NU dan Muhammadiyah Keluar dari POP, Kemendikbud: Tujuannya Tingkatkan Kualitas Pendidikan Indonesia

ilustrasi kegiatan belajar mengajar yang terus memperbaiki kualitas pendidikan di Indonesia. foto: internet

Ketika keluar dari Istana Presiden, sehabis dipanggil presiden terpilih Joko Widodo, akhir 2019, calon menteri pendidikan yang masih muda belia itu, Nadiem Makarim berkata pada wartawan, “Saya tidak tahu masa lalu.
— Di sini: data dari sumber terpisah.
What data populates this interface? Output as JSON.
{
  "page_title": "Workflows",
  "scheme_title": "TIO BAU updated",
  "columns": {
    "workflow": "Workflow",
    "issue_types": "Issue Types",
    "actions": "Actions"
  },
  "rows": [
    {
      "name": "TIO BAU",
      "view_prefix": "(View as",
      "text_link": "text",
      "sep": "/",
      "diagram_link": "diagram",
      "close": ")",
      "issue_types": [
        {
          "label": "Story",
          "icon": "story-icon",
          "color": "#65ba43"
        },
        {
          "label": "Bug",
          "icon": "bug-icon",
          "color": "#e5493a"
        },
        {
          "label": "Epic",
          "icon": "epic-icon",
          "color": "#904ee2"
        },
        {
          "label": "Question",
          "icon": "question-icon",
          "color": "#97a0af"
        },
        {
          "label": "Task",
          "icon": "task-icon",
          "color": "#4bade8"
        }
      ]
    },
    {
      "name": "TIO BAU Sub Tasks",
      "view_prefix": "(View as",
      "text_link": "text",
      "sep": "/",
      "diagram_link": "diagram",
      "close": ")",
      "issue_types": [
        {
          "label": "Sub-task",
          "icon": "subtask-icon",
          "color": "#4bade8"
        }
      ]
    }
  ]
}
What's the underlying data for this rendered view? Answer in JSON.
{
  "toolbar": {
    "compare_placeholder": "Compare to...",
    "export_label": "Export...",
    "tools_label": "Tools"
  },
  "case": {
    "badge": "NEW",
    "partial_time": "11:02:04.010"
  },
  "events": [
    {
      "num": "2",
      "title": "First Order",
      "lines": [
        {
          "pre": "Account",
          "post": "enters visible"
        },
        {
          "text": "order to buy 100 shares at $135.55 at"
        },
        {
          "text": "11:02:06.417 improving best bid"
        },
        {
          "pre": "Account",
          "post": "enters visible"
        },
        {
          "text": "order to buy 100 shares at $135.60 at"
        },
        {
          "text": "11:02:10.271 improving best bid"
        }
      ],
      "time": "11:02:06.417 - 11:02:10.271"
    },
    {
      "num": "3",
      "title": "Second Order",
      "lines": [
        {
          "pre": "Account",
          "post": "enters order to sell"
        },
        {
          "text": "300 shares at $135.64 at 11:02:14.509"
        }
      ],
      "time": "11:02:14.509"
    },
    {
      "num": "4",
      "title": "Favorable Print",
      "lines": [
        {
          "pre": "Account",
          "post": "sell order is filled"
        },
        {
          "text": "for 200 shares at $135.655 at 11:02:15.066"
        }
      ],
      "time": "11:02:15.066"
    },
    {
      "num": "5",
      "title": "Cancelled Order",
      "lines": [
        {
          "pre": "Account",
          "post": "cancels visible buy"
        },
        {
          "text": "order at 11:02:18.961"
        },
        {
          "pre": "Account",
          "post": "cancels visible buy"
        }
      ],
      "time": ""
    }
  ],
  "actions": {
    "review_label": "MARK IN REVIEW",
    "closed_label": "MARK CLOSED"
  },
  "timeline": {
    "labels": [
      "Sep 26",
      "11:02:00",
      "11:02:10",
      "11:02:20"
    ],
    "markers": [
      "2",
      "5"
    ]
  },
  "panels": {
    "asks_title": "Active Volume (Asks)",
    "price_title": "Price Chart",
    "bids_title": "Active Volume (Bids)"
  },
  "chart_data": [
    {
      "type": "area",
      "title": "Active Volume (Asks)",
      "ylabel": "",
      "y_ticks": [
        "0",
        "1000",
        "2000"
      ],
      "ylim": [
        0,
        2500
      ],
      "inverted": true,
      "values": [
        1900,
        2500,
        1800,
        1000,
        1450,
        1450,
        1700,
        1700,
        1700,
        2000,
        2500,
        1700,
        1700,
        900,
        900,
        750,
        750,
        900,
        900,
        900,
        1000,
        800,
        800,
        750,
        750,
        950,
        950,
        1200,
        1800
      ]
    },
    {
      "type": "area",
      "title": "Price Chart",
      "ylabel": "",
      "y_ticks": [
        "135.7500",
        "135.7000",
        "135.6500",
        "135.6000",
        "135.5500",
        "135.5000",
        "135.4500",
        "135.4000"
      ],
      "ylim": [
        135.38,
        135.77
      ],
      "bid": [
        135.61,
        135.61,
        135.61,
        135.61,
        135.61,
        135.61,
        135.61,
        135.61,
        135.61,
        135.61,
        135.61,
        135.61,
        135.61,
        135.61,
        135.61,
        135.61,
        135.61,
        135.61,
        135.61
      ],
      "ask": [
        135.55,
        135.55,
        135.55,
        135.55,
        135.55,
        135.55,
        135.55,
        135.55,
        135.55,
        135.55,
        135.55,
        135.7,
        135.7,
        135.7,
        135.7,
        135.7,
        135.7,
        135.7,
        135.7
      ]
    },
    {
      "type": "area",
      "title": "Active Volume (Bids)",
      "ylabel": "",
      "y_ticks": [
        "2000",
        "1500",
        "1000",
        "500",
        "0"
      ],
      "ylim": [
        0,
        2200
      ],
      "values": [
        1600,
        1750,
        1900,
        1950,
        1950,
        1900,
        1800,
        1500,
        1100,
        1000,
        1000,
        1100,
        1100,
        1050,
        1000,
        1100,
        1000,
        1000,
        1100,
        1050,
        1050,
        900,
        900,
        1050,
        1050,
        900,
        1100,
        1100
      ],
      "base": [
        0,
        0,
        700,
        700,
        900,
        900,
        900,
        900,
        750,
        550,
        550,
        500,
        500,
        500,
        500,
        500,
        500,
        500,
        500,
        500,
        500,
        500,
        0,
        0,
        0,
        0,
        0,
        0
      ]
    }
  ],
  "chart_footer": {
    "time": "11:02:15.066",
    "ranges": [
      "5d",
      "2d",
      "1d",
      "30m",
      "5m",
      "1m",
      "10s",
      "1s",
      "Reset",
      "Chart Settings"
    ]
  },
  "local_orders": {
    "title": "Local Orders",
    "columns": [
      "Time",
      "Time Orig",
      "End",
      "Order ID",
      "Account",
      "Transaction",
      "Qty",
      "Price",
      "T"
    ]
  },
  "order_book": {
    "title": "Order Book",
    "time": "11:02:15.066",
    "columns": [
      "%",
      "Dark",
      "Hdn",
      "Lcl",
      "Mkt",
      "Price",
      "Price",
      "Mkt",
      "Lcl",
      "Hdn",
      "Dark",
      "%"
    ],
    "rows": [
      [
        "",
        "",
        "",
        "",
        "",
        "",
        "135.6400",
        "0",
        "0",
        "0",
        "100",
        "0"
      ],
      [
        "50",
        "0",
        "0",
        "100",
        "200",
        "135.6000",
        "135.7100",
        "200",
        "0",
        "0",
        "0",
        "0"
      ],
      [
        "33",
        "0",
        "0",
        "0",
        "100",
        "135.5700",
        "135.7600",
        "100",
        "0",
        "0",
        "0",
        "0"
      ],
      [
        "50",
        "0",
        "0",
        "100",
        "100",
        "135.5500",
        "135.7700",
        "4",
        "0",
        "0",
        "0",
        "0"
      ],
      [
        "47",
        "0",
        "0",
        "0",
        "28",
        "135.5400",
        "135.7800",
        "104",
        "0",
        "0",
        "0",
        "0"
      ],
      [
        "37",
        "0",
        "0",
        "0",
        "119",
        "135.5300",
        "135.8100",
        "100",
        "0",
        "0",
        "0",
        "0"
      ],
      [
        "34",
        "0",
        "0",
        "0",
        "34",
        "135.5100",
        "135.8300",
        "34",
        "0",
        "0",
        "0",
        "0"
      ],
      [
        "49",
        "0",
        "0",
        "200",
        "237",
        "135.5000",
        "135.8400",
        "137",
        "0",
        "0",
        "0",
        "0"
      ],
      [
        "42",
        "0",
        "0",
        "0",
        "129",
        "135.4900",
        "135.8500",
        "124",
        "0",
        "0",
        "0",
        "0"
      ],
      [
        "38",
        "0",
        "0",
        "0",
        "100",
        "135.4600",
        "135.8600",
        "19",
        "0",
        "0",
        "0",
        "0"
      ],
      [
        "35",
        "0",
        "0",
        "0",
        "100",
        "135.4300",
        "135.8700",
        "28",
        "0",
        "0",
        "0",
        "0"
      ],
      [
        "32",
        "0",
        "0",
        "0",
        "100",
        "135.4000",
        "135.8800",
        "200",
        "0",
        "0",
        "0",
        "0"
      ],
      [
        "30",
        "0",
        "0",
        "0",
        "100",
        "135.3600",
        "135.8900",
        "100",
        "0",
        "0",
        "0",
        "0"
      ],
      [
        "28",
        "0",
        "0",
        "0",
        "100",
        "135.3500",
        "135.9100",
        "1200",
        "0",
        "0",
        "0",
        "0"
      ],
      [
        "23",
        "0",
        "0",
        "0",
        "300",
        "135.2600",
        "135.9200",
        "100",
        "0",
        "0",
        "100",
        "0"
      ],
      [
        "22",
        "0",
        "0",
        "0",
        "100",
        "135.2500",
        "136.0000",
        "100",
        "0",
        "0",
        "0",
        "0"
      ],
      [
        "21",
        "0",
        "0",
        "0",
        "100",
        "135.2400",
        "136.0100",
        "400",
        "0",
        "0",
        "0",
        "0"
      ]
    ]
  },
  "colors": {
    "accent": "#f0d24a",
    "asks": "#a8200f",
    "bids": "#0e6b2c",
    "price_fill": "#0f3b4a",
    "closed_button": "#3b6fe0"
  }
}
Tapi saya tahu masa depan.” Lalu ia pulang naik ojek.

semarak.co- Kini, Muhammadiyah dan Nahdlatul Ulama (NU) keluar dari program Pendidikan Merdeka karena Menteri Pendidikan dan Kebudayaan (Mendikbud) Nadiem ikut memberikan dana hibah Rp20 miliar kepada masing-masing Sampurna Foundation dan Tanoto Foundation per tahun.

Bacaan Lainnya

Mendikbud benar-benar membuktikan tidak tahu masa lalu. Bahwa Muhammadiyah dan NU telah melakukan pendidikan rakyat jelata jauh sebelum Indonesia ada. Sementara Sampurna Foundation dan Tanoto Foundation baru lahir beberapa menit lalu untuk ukuran masa panjang pengabdian Muhammadiyah dan NU mencerdaskan anak-anak bangsa. Ironi orang tak mengerti masa lalu.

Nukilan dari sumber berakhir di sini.